Different sensor types and what they measure
Wireframing
Designing for mobile first, I began creating rough sketches of the initial flow and transferred them to Sketch. I decided to divide the app into four sections: Wellness, Environment, and Insights. Wellness provides information on users' well-being while Environment exposes trends and changes in users' surroundings. To avoid blocking myself, I tried to work on creating a design system, not a single screen in the early stages of wireframing.
The Wellness and Environment pages are similar in their UI. The main content contains four boxes, swiping to the left reveals additional content if additional features were added in the future. This ensured we wouldn't have to make any major design changes.
Functions of the Watch
The watch is designed to give the user instantaneous data on their health and environment. It would also contain a conversational user interface, asking questions about their mood, wellness, activity, etc. The platform continuously learns about and analyzes the patient’s health, notifying the user of any abnormalities and asking questions based on current health data.
For example, let's say Bob sitting in his chair at home when suddenly his heart rate gets too high. The watch would send a notification asking if Bob was feeling OK. If he didn't respond or responded with "Not OK", a notification would be sent to a family member or medical professional.
I mapped out the flow of the watch screens and navigation patterns. The goal was to minimize watch interaction and make important information easy to access. I worked with our team's embedded software engineer to see how the display looked prior to finalizing the watch UI. After several rounds of iterations, the watch was coming to life as a working demo.
Working Alongside Developers
I had regular check-in meetings with our iOS developer early on to surface any technical constraint issues as well figuring out what final deliverables work best for their needs. I used Zeplin to upload my visual designs straight from Sketch and added them to a project folder - a huge time saver.
Detailed Design
As a place of review and learning, the Health Things platform presents its findings and information in several easy to understand formats. This platform is geared for patients to primarily understand data metrics and quick insights.
Wellness & Environment - Mobile View
Insights - Mobile View
As a companion, Health Things provides actionable suggestions based on real, to the point data.

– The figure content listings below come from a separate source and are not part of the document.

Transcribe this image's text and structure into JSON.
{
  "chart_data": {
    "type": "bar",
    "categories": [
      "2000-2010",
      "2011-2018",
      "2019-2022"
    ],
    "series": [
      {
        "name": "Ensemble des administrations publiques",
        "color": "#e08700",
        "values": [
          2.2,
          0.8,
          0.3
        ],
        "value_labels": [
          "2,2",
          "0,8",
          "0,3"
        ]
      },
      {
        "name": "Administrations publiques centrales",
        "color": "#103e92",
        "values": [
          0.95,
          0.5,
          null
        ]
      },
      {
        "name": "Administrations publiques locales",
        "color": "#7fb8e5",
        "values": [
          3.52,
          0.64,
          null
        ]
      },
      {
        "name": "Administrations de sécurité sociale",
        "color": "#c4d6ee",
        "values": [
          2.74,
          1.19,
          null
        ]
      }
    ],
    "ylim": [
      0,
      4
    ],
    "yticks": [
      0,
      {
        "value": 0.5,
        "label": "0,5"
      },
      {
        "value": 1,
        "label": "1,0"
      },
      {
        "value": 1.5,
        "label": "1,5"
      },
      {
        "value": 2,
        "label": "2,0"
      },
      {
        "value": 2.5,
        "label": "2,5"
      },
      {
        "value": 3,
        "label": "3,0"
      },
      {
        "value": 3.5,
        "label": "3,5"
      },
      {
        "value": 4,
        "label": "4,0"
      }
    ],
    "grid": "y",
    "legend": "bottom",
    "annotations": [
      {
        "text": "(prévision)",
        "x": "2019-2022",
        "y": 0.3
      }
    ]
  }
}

The highlights is a key area to bring up the most important points, including occurrences with responses.
Web View
For the purpose of deep learning, the web dashboard is the users complete in depth view into their health history. Patients are able to traverse biometric and environmental info. Most importantly, they are able to read into actionable insights.
Reflections
Although we were never able to bring this product into reality, my time here was a great learning experience for me. I collaborated and learned from talented and motivated peers. Designing for connected products was new to me. I had to adapt and learn the technology before creating designs. I became familiar with the idea of interoperability - devices that work and talk with each other.
I learned to design for different interfaces while keeping a consistent experience. Working directly with hardware and software developers broadened my understanding of the “ behind the scenes” technology and also helped me understand the limitations of any designs I had.